(1.) The present writ petition has been filed praying, inter alia, for a writ of mandamus commanding the respondents to withdraw, recall and cancel the orders communicated by the letters dated May 4, 1988, and January 24, 1989, and to forbear and refrain from giving any effect or further effect thereto. There is a further prayer for commanding the respondents to make a recommendation as contemplated under sections 72A(1) and 72A(3) of the Income-tax Act, 1961, and for other consequential reliefs on the ground that the specified authority, having already given an intimation under Section 72A(3) of the Act after being satisfied about the conditions mentioned under Section 72A(1), is bound to make a recommendation to the Central Government under Section 72A(1) of the Act. It is asserted that, on the basis of the said recommendation, the Central Government is bound to make a declaration under the aforesaid section, regard being had to the facts and circumstances of the case. An attempt is made to make out a case that the refusal of the specified authority to make a recommendation and the refusal of the Central Government to make a declaration are arbitrary, unreasonable, whimsical and capricious. The grievance of the petitioner company is that the respondents have acted irregularly and illegally in rejecting the application and the impugned orders have been passed by the respondents for extraneous reasons and/or for extraneous considerations.

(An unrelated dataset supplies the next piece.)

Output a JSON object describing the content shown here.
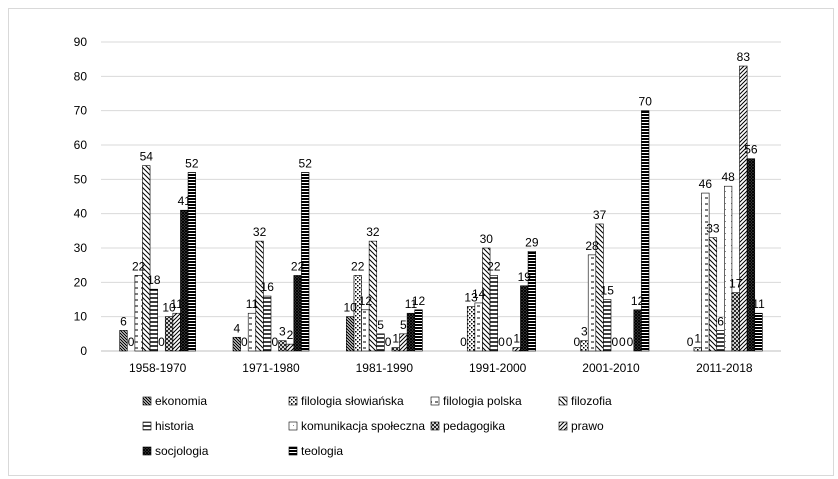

(2.) It is stated in detail that, on or about February 1, 1984, the petitioner duly applied under Section 72A(3) of the Income-tax Act for the approval of the scheme by the specified authority. By an order dated February 7, 1985, the petitioner received approval of the respondents under Section 72A(3) of the Act and the said scheme of amalgamation, after complying with all necessary formalities and the requirements of the Companies Act, 1956, was duly approved by the High Court of Karnataka and the High Court at Calcutta. The Department of Industrial Development, Ministry of Industry, has since issued a set of guidelines for approval of the amalgamation and the petitioner is alleged to have received the approval of the Controller of Capital Issues under the Capital Issues (Control) Act, 1947, inasmuch as the certificate of the specified authority under Section 72A(2) of the Act has to be enclosed with the original return of income of the petitioner. The petitioner is alleged to have filed under Section 72A(1) of the Act and by letter dated July 15, 1986, the Department of Industrial Development sought a clarification from the petitioner which was duly explained. The Respondents, thereafter, sent queries and sought information by letter dated April 23, 1987, which was duly furnished and further information was sought for by letter dated May 11, 1987, and June 19, 1987. AH information was duly supplied as required. Apart from the aforesaid correspondence, the petitioner's representative allegedly met the officer on special duty, but the petitioner is surprised to receive a letter dated May 4, 19,88, from the respondents alleging that the information sought for by the letter dated November 10, 1987, has not been furnished by the petitioner and, in the absence of such information, the specified authority has rejected the case of the petitioner. The further grievance of the petitioner is that, after the sanction of the scheme, substantial funds were invested in the unit of the amalgamating company, and strenuous efforts were made to rehabilitate the said unit and to make it viable. The steps taken, by the respondents are contrary to law, Having no other alternative remedy, the petitioner is compelled to come to the writ court to seek reliefs. The petition is opposed. No affidavit has, however, been filed.
(3.) Having heard the learned lawyers appearing for the respective parties, it appears that on March 28, 1988, the assessment order was passed by the Income-tax Officer for the assessment year 1985-86. The Income-tax Officer concerned disallowed the petitioner's claim for loss under Section 72A and for benefit of carry forward and set off as to accumulated loss of Karnataka Scooters Ltd. as no certificate of the specified authority under Section 72A(2.) was filed with the income-tax return. The petitioner has preferred an appeal before the Commissioner of Income-tax (Appeals) and applied for stay of the order whereas there is a direction upon, the petitioner to deposit Rs. 4.30 crores out of the balance demand as a condition precedent for the stay. The Central Government has written a letter to the petitioner that the necessary information asked for in the letter dated November 10, 1987, has not been supplied by the petitioner-company. There is another letter dated July 18, 1988, whereby the Government of India asked the petitioner to supply certain information about up-to-date production and sales data, contribution of. the petitioner and the steps taken for revival. By order dated July 24, 1989, the Central Government rejected the application of the petitioner-company for a certificate/declaration under Section 72A(1), of the Income-tax Act. According to the petitioner-company, the original demand for the assessment year 1985-86 is Rs. 9,70,00,958 and there is an order of rectification lessening the demand to Rs. 9,53,50,958 out of which the petitioner claims to have made part payment of Rs. 4,30,00,000 and there is balance income-tax demand Rs. 8,23,80,958.